Communist culture was always presented by the west as being driven and dominated by “The Party”. The aesthetic ostensibly revolved around what served, promoted and reproduced The Party’s interest. The west, on the other hand, cloaked itself in a rhetoric of freedom and choice, “free” market and the choice of multi-party government. Never was heard the term “Capitalist Party”. Esanu’s article brings that to mind for unless the art produced serves, promotes and reproduces the tenets and interests of the Capitalist Party, it is not (youthful angst Punk culture aside). This all begs the question “what is art?” though it is only someone on the margins like Esanu who is willing to consider the economic influence on the answer.

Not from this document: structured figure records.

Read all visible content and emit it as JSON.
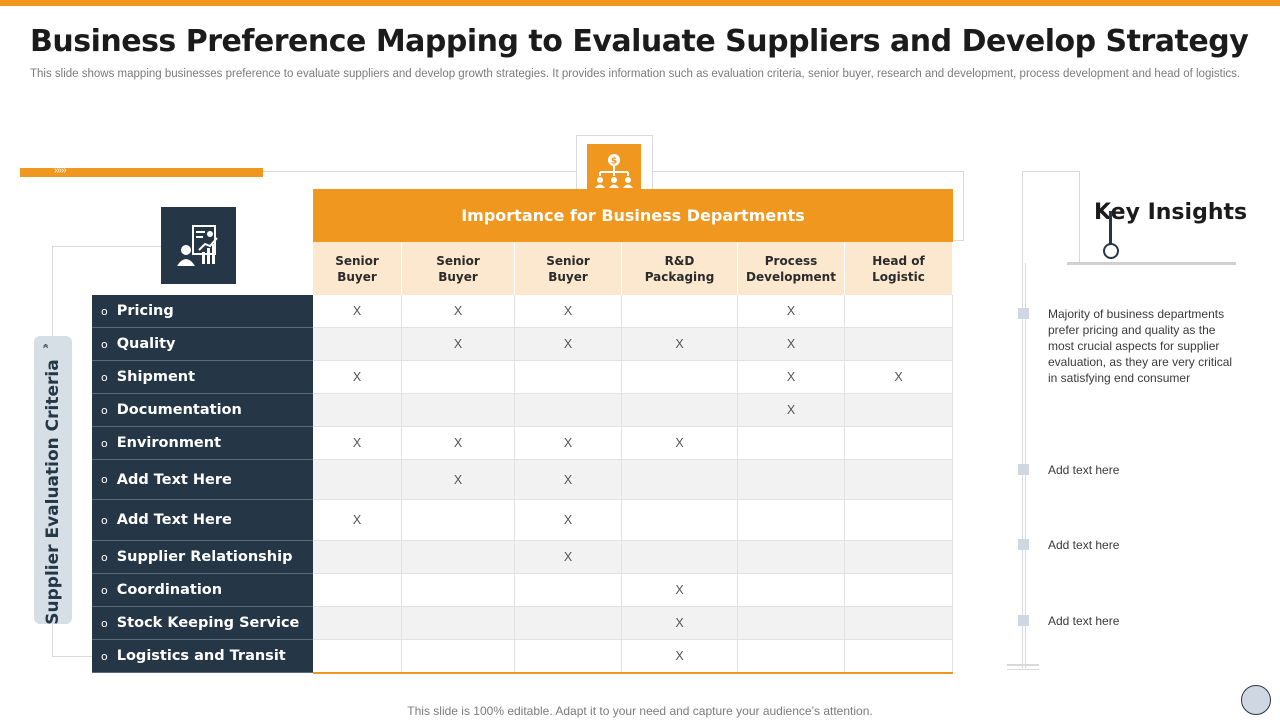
{
  "title": "Business Preference Mapping to Evaluate Suppliers and Develop Strategy",
  "subtitle": "This slide shows mapping businesses preference to evaluate suppliers and develop growth strategies. It provides information such as evaluation criteria, senior buyer, research and development, process development and head of logistics.",
  "criteria_label": "Supplier Evaluation Criteria",
  "table": {
    "heading": "Importance for Business Departments",
    "columns": [
      "Senior\nBuyer",
      "Senior\nBuyer",
      "Senior\nBuyer",
      "R&D\nPackaging",
      "Process\nDevelopment",
      "Head of\nLogistic"
    ],
    "bullet": "o",
    "rows": [
      {
        "label": "Pricing",
        "cells": [
          "X",
          "X",
          "X",
          "",
          "X",
          ""
        ]
      },
      {
        "label": "Quality",
        "cells": [
          "",
          "X",
          "X",
          "X",
          "X",
          ""
        ]
      },
      {
        "label": "Shipment",
        "cells": [
          "X",
          "",
          "",
          "",
          "X",
          "X"
        ]
      },
      {
        "label": "Documentation",
        "cells": [
          "",
          "",
          "",
          "",
          "X",
          ""
        ]
      },
      {
        "label": "Environment",
        "cells": [
          "X",
          "X",
          "X",
          "X",
          "",
          ""
        ]
      },
      {
        "label": "Add Text Here",
        "cells": [
          "",
          "X",
          "X",
          "",
          "",
          ""
        ]
      },
      {
        "label": "Add Text Here",
        "cells": [
          "X",
          "",
          "X",
          "",
          "",
          ""
        ]
      },
      {
        "label": "Supplier Relationship",
        "cells": [
          "",
          "",
          "X",
          "",
          "",
          ""
        ]
      },
      {
        "label": "Coordination",
        "cells": [
          "",
          "",
          "",
          "X",
          "",
          ""
        ]
      },
      {
        "label": "Stock Keeping Service",
        "cells": [
          "",
          "",
          "",
          "X",
          "",
          ""
        ]
      },
      {
        "label": "Logistics and Transit",
        "cells": [
          "",
          "",
          "",
          "X",
          "",
          ""
        ]
      }
    ]
  },
  "key_insights": {
    "title": "Key Insights",
    "items": [
      "Majority of business departments prefer pricing and quality as the most crucial aspects for supplier evaluation, as they are very critical in satisfying end consumer",
      "Add text here",
      "Add text here",
      "Add text here"
    ]
  },
  "footer": "This slide is 100% editable. Adapt it to your need and capture your audience’s attention.",
  "icons": {
    "org": "org-chart-dollar-icon",
    "report": "report-analytics-icon",
    "chevron": "double-chevron-icon"
  },
  "colors": {
    "accent": "#f0971f",
    "navy": "#253746",
    "header_tint": "#fce8cf"
  }
}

At the center, it is assumed as a given (that there is art, that there are artists) without any question as to whether it is a means or an end or neither. If art is of The Party, then the artist becomes a mere originator of propaganda. If art is not of The Party, then how is it to be evaluated? Even more pressing is how is it possible if it is not of The Party? Boris Pasternak addressed this while living ensconced in a culture of The Party. His epic Dr. Zhivago is critiqued variously, from the standpoint of Russian literature/poetry, to one of resistance, to one of pure art, to just being a great love story. It does, however, present the picture of folks who live out their lives as who they are within a system that requires justification at every turn. This, I guess is the crux of what art is and what it is to be an artist today, whether Communist or Capitalist, whether to justify oneself through how one is serving the aspirations of the revolution or the market. Those savvy individuals attuned to working within The Party, live comfortably under either economic system. Those who deem poetry and art to have some other abstract value, do not. But they continue to create, without serving The Party. Aside from being masochists, one wonders why? Which again leaves the question of what is art, what is it to be an artist?

Zanesville Ohio’s downtown “Arts District” first Friday gallery hop comes to mind for it seems to cover the entire spectrum of art/artists in one fell swoop. From the university professor “high end” art (why high end? Because it serves The Party?) to primitive and outsider art, it is all there arrayed next to each other at the same time within close proximity. Few, very few, pay for their domiciles and breakfast from their labor as artists; even fewer with any degree of security. So is there a place for art within our society (rather, do we have a culture driven by art) or is it merely a utilitarian expression of a Party function (to serve, promote and reproduce the values of The Capitalist Party)? A good start in answering any of these questions is to admit that, well, there it is in front of us. And that the folks associated with its existence will do so under whatever economic system they find themselves (something Pasternak presents with Zhivago). In that sense, we find ourselves with what the academics describe as “the subject”. Here lies the entire struggle of the artist and art. The subject, independent (not!) of the environment, the economy, or is it the subject transcendent of the environment, the economy (shades of Emerson!)? Or is it possibly the subject bearing witness to whatever it is to be a subject (“I exist. I matter.”)? Witness to whom? And why? What need is there of witness to getting up in the morning in one’s own domicile, eating breakfast and heading off to work?